The Journal of San Diego History
SAN DIEGO HISTORICAL SOCIETY QUARTERLY
Spring 1988, Volume 34, Number 2
Thomas L. Scharf, Editor

Book Notes

Raymond Starr, Book Review Editor

Cañon de los Artistas.

By Austin Deuel. Scottsdale: Desert Wind Publications, Inc., 1985. Illustrations. 106 Pages. $35.00.

Cañon de los Artistas is a beautiful book-indeed a very beautiful book by artist Austin Deuel, whose love for the natural and man made scene in remote Baja California comes through on every page. Indeed, implicit throughout the book is a plea for the preservation of that scene from the destruction of modern “development.” The book is a collection of excellent reproductions of Deuel paintings, drawings, photographs of sculpture, and photographs of the region, all supplemented by a first person narrative of his experiences in the Sierra de San Francisco area villages and Native American cave paintings.

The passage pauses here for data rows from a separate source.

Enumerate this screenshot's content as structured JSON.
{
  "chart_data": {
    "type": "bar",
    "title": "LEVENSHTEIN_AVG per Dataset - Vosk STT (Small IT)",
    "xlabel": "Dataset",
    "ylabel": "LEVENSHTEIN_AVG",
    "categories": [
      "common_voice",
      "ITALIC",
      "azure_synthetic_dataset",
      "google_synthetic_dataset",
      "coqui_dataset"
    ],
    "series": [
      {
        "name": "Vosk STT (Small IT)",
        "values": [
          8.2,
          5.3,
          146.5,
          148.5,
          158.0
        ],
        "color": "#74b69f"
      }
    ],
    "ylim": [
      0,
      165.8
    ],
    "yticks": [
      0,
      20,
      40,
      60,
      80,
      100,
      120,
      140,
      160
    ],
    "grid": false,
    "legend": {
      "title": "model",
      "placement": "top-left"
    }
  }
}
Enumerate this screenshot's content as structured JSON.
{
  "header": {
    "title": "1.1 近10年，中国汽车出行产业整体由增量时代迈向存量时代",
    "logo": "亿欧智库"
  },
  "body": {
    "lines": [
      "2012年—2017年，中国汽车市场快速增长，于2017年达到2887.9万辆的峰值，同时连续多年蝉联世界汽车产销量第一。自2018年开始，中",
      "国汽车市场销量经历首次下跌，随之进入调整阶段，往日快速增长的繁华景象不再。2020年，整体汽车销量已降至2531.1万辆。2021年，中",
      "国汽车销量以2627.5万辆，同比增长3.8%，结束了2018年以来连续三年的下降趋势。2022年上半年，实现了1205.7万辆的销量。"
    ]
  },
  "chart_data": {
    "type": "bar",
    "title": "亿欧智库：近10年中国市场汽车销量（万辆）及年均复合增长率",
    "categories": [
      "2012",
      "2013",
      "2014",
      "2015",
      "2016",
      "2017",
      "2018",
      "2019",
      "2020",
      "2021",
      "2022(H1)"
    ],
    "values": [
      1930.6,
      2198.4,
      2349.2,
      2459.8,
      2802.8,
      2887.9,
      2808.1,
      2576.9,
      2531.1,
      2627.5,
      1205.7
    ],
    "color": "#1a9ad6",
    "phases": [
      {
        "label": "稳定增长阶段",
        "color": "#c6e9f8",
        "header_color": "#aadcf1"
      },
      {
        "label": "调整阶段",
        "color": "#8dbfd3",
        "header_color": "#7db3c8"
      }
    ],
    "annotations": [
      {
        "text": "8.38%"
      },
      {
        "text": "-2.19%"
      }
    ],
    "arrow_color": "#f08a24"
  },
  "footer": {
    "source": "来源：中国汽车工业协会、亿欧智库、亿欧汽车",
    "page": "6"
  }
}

The narrative and the visual materials clearly support Harry Crosby’s thesis in Last of the Californios (1981) that life in remote parts of Baja California today is essentially the same as life in colonial Baja. Deuel also describes the cave paintings of the area, especially those of Gardener, El Cacariso and Flechas caves. Although the title might lead you to think the cave paintings are the focus of the book, the fact is that most of the narrative and pictures relate to the contemporary people and landscape of that part of Baja California. Thus this is not a book for the scholar who wants to study the cave paintings of Baja; it is more of a description/travel account for the nature lover, the Baja buff, or one who loves beautiful books.